Aku tersenyum dan melangkah mendekati Mama dan juga mas Ibrahim. Sosok pria yang terlihat sangat dewasa. Gurat di wajahnya nyaris terlihat jelas. Aku  perkirakan umurnya hampir 40 tahun. Ah masa setua itu. 

“ Mas Ibrahim ini dokter di kliniknya Mama” 

“ oh,,, kok Mama baru kenalin sekarang si?” Protesku. 

“ nanti Mas Ibrahim juga cerita sendiri” Ucap Mama melirik ke arah Mas Ibrahim.
Mas Ibrahim tersenyum ramah. 

“ Mama buatin minum dulu ya” seolah Mama membiarkan aku dan mas Ibrahim mengobrol berdua. Dasar Mama. 

“Pulang kantor sering sore begini ya” Mas Ibrahim memulai pembicaraan setelah Mama menghilang dibalik tirai. 

“Iya” jawabku singat.

“ Aku datang ke sini mau ngelamar kamu” Ucapnya serius. Jelas saja perkataannya membuatku jantungan. Kenal aja belum. 

“ Tapikan kita belum saling kenal mas, lagian aku belum siap menikah” Ucapku berusaha menolak.
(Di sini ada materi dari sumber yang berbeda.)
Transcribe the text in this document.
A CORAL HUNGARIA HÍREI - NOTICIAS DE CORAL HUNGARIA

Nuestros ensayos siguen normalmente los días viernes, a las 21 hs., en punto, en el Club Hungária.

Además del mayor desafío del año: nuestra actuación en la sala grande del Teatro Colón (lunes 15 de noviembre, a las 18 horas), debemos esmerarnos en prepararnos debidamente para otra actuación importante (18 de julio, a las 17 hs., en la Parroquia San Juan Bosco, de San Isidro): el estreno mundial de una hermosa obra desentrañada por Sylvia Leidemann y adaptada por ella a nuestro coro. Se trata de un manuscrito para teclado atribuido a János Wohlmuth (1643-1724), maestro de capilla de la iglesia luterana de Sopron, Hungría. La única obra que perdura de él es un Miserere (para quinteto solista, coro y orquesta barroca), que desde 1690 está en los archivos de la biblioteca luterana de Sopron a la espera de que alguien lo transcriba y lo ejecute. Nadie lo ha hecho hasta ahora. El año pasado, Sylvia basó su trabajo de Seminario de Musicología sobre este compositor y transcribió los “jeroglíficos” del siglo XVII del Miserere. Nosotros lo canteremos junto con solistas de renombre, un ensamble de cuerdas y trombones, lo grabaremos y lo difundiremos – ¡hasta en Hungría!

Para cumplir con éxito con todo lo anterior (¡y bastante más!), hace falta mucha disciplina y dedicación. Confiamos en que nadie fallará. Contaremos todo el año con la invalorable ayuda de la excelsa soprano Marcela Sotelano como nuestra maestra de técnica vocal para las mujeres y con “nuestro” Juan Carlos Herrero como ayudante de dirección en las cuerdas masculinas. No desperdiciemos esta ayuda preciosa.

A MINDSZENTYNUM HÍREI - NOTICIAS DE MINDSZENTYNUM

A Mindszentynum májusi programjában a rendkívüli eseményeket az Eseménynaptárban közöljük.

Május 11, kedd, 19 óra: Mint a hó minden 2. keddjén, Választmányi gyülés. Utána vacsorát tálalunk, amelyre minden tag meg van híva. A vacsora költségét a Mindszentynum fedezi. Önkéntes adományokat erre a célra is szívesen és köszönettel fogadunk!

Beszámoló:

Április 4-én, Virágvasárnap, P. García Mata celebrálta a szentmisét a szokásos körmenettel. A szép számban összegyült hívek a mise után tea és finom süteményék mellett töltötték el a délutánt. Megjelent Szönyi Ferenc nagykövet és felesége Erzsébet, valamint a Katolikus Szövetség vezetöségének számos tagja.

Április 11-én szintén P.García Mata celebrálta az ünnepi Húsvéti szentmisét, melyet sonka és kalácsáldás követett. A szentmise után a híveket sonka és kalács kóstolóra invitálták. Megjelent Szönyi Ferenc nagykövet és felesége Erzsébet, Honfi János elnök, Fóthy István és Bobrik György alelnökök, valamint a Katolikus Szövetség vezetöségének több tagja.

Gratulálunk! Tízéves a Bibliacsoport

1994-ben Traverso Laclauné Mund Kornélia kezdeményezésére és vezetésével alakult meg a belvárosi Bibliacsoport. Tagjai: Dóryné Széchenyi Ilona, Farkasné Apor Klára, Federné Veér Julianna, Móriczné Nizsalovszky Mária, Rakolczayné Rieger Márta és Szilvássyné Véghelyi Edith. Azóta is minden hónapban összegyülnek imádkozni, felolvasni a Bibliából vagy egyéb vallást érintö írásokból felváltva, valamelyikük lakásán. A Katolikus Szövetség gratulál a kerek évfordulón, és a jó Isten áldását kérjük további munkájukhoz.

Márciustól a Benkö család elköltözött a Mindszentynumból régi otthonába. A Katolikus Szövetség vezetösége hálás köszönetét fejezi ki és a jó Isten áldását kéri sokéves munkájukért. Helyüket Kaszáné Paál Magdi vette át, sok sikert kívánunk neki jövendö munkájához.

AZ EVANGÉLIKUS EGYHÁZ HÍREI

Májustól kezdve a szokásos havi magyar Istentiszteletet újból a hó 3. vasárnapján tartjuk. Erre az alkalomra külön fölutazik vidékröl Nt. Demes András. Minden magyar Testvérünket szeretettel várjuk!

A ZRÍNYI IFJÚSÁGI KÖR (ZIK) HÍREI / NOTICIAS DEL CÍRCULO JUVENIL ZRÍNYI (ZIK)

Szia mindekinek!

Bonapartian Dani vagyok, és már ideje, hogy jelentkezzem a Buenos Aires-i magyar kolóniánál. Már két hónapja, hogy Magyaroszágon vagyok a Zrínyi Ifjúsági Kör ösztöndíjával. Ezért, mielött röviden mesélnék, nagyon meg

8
Jelas aku nggak akan menikah dengan orang yang nggak aku cintai. 

“Di usia segini masa belum siap menikah” Ucapnya. 

Aku bingung. Aku tak punya alasan yang jelas untuk menolaknya. Aku nggak punya pacar. Aku sudah 29 tahun. Karier Bagus. Sepertinya nggak ada alasan lain untuk tidak segera menikah. 

“mas Ibrahim disuruh Mama kan, Kalau mas Ibrahim nolak takut dipecat Mama kan?” Spontan kata-kata itu terlontar dari mulutku. Air mataku seketika itu mengalir.

“ Nggak Del, aku mencintaimu. Aku butuh Ibu untuk anakku Mawar.” Ucap Mas Ibrahim. 

“ Anak?” Aku bingung.

“ Iya, aku punya anak 4 tahun. Istriku meninggal 3 tahun lalu gara-gara kecelakaan. Jelas aku menikahimu bukan karena Tante Susi” Mas Ibrahim menjelaskan. 

“Tapi nggak cepet ini Mas, Aku butuh waktu”. 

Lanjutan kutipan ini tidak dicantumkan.